Discussing the process of UX design

As the lead UX Consultant at Code, it's really important for me to share the things that we're passionate about, with the next generation of people in our industry, along with what we've learned from the 16 years of successes (and some failures) at Code.

So, at the invitation of Code's friend Richard Eskins at Manchester Metropolitan University, Colin Preston (our Senior Creative Lead) and I talked to final year Information & Communications students studying the User Experience Design unit.

Presenting Code's UX design philosophy

I began by presenting Code's UX design philosophy and method, followed by Colin who showed how this is applied to design sprints (which is just one of a group of different UX design processes we can run with our clients). We spent some time with groups of students, talking about their project work -- which is to create an app to solve a problem that the groups are defining themselves. These ranged from creating an in-bus app experience for commuters, finding events on a night out, to completely redesigning LinkedIn -- and everything in-between.

The key messages

There were a few key messages we wanted the students to take away from the session:

  • Unless they really get under the skin of the problem they are setting out to solve, they'll never come up with the right solution. There's no point rushing ahead with user journeys and interface design, if you don't know who's going to use the product and how it's going to provide ROI.

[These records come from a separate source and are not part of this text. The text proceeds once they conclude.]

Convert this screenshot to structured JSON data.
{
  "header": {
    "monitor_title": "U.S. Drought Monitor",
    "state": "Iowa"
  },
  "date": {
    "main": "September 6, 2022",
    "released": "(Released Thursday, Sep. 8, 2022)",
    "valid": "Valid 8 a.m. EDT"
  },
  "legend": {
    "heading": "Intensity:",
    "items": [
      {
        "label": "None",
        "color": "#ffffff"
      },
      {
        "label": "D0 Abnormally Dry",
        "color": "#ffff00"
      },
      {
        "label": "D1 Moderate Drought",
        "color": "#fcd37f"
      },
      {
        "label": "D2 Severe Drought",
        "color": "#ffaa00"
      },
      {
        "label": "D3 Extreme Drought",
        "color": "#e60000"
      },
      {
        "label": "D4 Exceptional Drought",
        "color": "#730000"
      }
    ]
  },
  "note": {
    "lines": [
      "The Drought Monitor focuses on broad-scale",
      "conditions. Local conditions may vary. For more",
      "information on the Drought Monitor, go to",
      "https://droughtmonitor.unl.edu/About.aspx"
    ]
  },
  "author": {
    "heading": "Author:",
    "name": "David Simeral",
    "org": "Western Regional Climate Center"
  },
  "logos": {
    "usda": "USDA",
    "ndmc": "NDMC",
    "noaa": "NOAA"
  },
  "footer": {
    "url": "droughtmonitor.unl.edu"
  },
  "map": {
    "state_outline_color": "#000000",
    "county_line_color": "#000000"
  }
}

  • The most important part of creating a product, is gathering evidence that it will be a success. This is done by researching the problem with stakeholders and potential users, to test the solution with real likely customers (all the way through the design process). To do this, you need to listen to what people say and observe what people actually do (these might not be the same).

  • Finally... it's easy to get hung-up on process. The important thing isn't to tick off every step in a process in every project, but to make sure that you are using the right kinds of tools and keeping the correct mindset, all the way through a project.

At Code we intentionally have different processes for different kinds of challenges and clients and we always try to stay flexible enough to work in other ways when needed. This is always underpinned by a strong UX design philosophy and set of rules.

The insightful group discussions and questions at the end of the presentation, showed that there are some future digital superstars lurking in the course. It was great spending time with a group of engaged and talented students - I'm sure we'll see one or two through the doors of Code in a couple of years' time!